Wednesday, December 14, 2005

Christmas Greet This

I’m having a massive attack of Merry Christmas guilt. I haven’t so much as put up so much as a sprig of holly or a single twinkle light, let alone written one Christmas card. And I still have Christmas shopping to do. Out of 50 vaguely marked boxes what do I find today? The box with the Christmas cards. So my good excuse is gone. Sure, I could have lied about it, but my quasi-Catholic heritage pours on the guilt regardless of good excuses, so I might as well fess up.

At the moment Christmas cards are the bane of my existence. I could just print out address labels and simply sign them, I suppose. Just because Martha Stewart’s secretary would write a personal message to everyone on Martha’s list, doesn’t mean I have to. But that leads me right back down the path of face-burning shame. Just what is so horrible about Christmas cards? It’s deciding what happened in my life last year that a) I would like other people to know about and b) that I think they would like to hear about. Not many people care if you went to Tahiti on vacation last May and that you ate too much pineapple and drank too many Mai Tais and then vomited in the foliage by the pool.

I am seriously considering a sex change so I can get out of any and all obligations to correspond over the holidays. You lucky crotch-scratching, spitting, belching, snorting, smelly gorillas. You don’t know how good you have it.


Blogger The Phosgene Kid said...

Wimmens is so silly!! Now gitch yer be-otch ass in the kitchen and write me an X-mas card...
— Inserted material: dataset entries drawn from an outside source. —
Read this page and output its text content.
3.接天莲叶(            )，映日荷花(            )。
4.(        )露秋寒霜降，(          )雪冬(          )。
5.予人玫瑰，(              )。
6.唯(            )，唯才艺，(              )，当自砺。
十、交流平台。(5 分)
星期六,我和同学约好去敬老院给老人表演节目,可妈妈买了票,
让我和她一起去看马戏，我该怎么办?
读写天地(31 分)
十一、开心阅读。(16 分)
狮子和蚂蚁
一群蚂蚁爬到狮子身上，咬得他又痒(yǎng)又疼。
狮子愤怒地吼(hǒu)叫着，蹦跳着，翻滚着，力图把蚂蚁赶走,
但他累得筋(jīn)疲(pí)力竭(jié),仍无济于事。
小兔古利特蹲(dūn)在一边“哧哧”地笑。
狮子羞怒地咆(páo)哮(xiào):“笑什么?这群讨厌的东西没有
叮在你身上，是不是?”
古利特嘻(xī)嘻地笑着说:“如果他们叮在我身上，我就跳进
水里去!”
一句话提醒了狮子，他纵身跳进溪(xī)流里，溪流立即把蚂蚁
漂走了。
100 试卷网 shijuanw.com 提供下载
What would Santa Christ think if you didn't let everyone know what it be like. I hate the snapper heads that just sign their name like they are doing you some big frikkin' favor takin' time out of their oh so important lives to send you a crappity peice of cardboard with a picture of Rudolph the red-assed frikkin' reindeer on it. Screw 'em all...

12/14/2005 7:47 PM

Blogger Sarah Letnes said...

How 'bout I write it in your driveway with branches from your ocotillo?